Over the past four years, the work of shareholders and communities has resulted in a significant decrease in prescription opioid use and abuse. However, the lasting and devastating effects of the opioid epidemic have only bolstered shareholders’ efforts for pharmaceutical companies to hold executives accountable for their role in this public health crisis. Mercy Investment Services and fellow shareholders have encouraged a “vote no” on executive compensation packages at several companies that faced opioid-related lawsuits. Recently, one company responded to shareholder pressure and announced it would rescind millions in executive bonuses.

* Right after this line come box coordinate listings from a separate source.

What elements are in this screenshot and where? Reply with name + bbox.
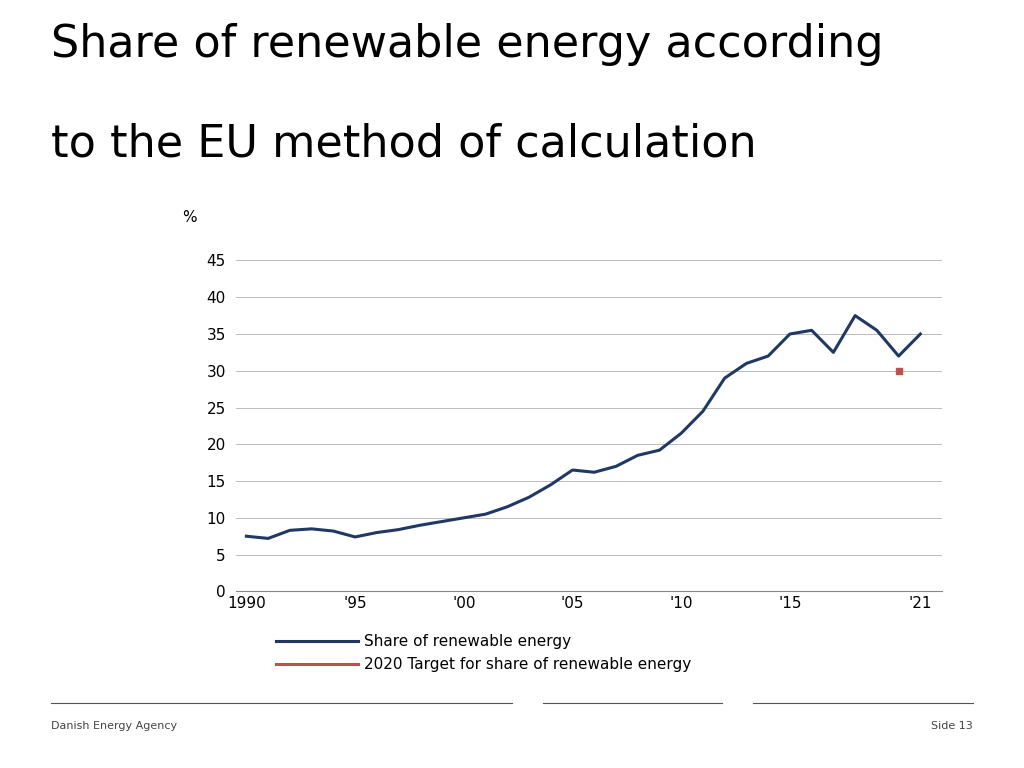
Text: 2020 Target for share of renewable energy: 2020 Target for share of renewable energ… [364, 657, 691, 672]
Text: Side 13: Side 13 [931, 720, 973, 731]
Text: Share of renewable energy according: Share of renewable energy according [51, 23, 884, 66]
Text: Danish Energy Agency: Danish Energy Agency [51, 720, 177, 731]
Text: Share of renewable energy: Share of renewable energy [364, 634, 570, 649]
Text: to the EU method of calculation: to the EU method of calculation [51, 123, 757, 166]
Text: %: % [182, 210, 198, 225]
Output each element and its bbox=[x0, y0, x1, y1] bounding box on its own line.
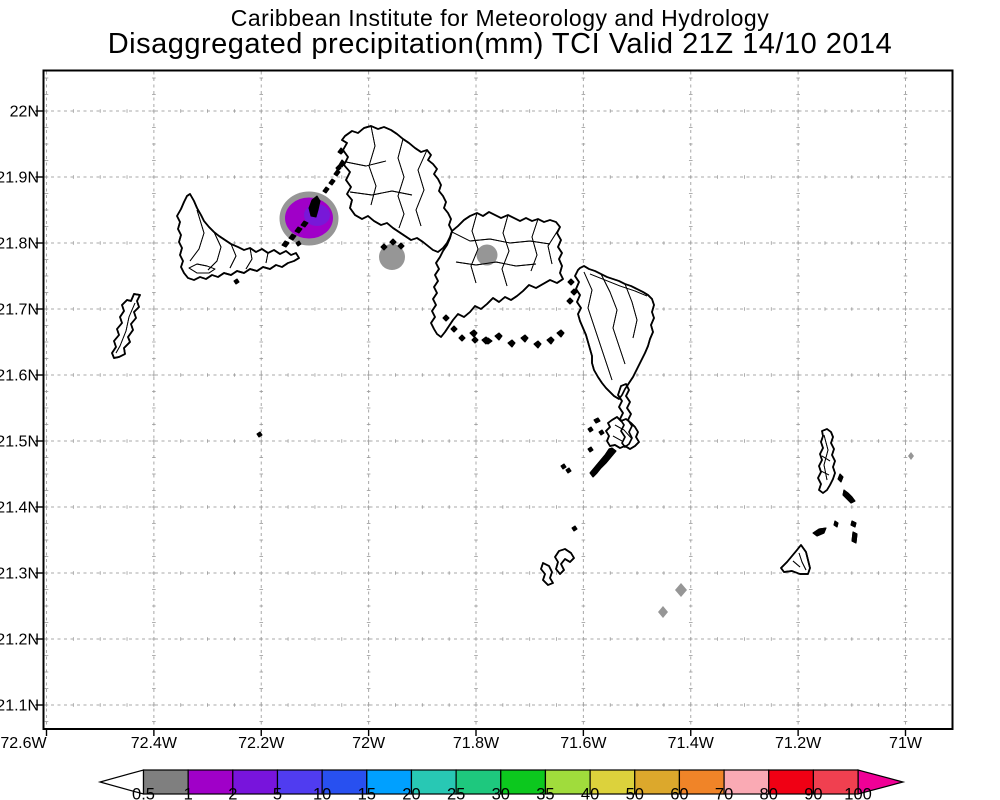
island-west-caicos bbox=[111, 293, 141, 359]
colorbar-tick-label: 1 bbox=[184, 786, 193, 800]
island-grand-turk bbox=[817, 428, 836, 494]
colorbar-tick-label: 80 bbox=[760, 786, 778, 800]
lon-label: 72W bbox=[352, 735, 386, 752]
lat-label: 21.5N bbox=[0, 434, 39, 451]
colorbar-tick-label: 0.5 bbox=[132, 786, 155, 800]
coastline-layer bbox=[111, 125, 858, 586]
lat-label: 21.6N bbox=[0, 368, 39, 385]
colorbar-box bbox=[634, 769, 681, 795]
colorbar-box bbox=[276, 769, 323, 795]
big-ambergris-cay bbox=[554, 548, 575, 575]
colorbar-tick-label: 2 bbox=[228, 786, 237, 800]
colorbar-box bbox=[723, 769, 770, 795]
colorbar-box bbox=[366, 769, 413, 795]
south-middle-caicos-cays bbox=[442, 314, 565, 349]
island-north-caicos bbox=[341, 125, 453, 253]
colorbar-tick-label: 15 bbox=[358, 786, 376, 800]
colorbar-tick-label: 50 bbox=[626, 786, 644, 800]
page-title: Caribbean Institute for Meteorology and … bbox=[230, 5, 770, 31]
lat-label: 21.4N bbox=[0, 500, 39, 517]
map-subtitle: Disaggregated precipitation(mm) TCI Vali… bbox=[107, 28, 893, 60]
cays-chain bbox=[281, 159, 346, 248]
precip-cell-east bbox=[476, 244, 498, 266]
colorbar-box bbox=[812, 769, 859, 795]
colorbar-tick-label: 25 bbox=[447, 786, 465, 800]
colorbar-tick-label: 100 bbox=[844, 786, 872, 800]
lon-label: 71.2W bbox=[775, 735, 822, 752]
lat-label: 21.9N bbox=[0, 170, 39, 187]
precip-cell-west bbox=[379, 244, 405, 270]
latitude-axis: 22N 21.9N 21.8N 21.7N 21.6N 21.5N 21.4N 21.3N 21… bbox=[0, 104, 44, 715]
island-salt-cay bbox=[780, 544, 811, 575]
colorbar-box bbox=[455, 769, 502, 795]
lat-label: 21.2N bbox=[0, 632, 39, 649]
coastline-layer bbox=[111, 125, 858, 586]
lat-label: 22N bbox=[10, 104, 39, 121]
colorbar-box bbox=[768, 769, 814, 795]
colorbar-tick-label: 20 bbox=[402, 786, 420, 800]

McKesson Corporation, the nation’s largest wholesale drug distributor, recently disclosed that current and former executives would forfeit nearly $7 million in bonuses. The announcement came in advance of the company’s July 23 annual meeting, as the Investors on Opioid and Pharmaceutical Accountability (IOPA) continued a “vote no” campaign to encourage fellow shareholders to vote against the company’s compensation package in light of the opioid-related litigation. The campaign has raised shareholder awareness of the issue and swayed shareholders; The Washington Post reports that shareholder support for executive compensation has drastically declined since 2017.
Mercy Investment Services hopes that McKesson is the first of several pharmaceutical companies to take concrete action to hold their executives accountable for their role in the opioid epidemic. Future engagements will continue to ask these companies to re-evaluate executive compensation policies in light of opioid-related litigation.